The total cost for the complete year should be figured during your budget building process. Ideally, all income would come from one fundraising event at the beginning of the program year; however, a spring fundraiser could be planned as well. Some crews plan monthly fundraisers like a carwash or book sale, but be aware that you could wear out your members with too much fundraising.

Some Important Points:

Paying your own way. This is a fundamental principle of the Boy Scouts of America. It is one of the reasons no solicitations (requests for contributions from individuals or the community) are permitted by units. Young people in Scouting are taught early on that if they want something in life, they need to earn it.

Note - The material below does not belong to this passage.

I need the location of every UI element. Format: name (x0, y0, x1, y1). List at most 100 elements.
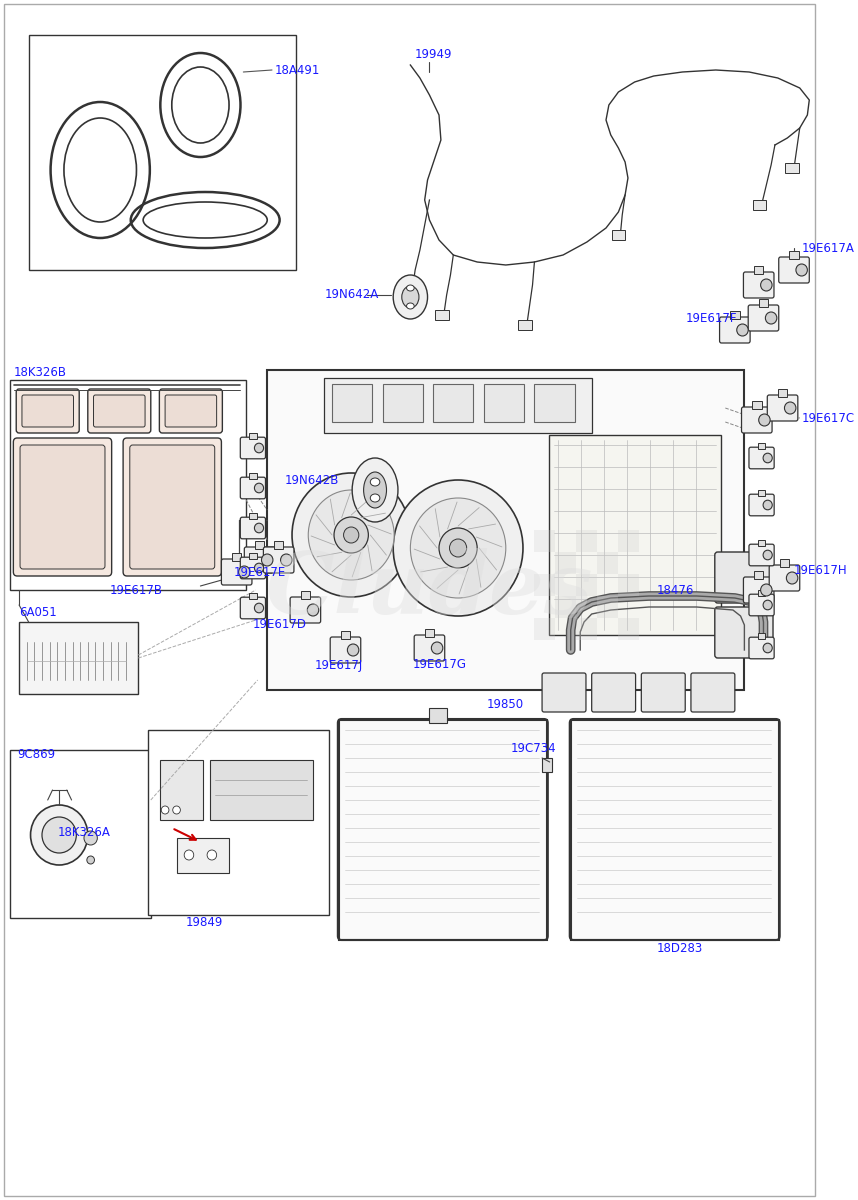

This principle is among the reasons that adults who were Scouts are found to have higher incomes. The unit’s entire budget must be provided for by the families, through either fundraising or other means such as dues or fees.

Except for council-sponsored fundraisers, all other fundraising projects require the submission of the Unit Money-Earning Application, No. 34427, to the local council. To ensure conformity with all Scouting standards on earning money, leaders should be familiar with the eight guides listed on the back of the application and in the financial record books. This policy also protects you from doing a fundraising project that might have just been done by another unit.


Additional information concerning unit budget plans, the treasurer’s responsibilities, camp savings, forms, and records can be found in the Venturing Leader Manual, No. 34655.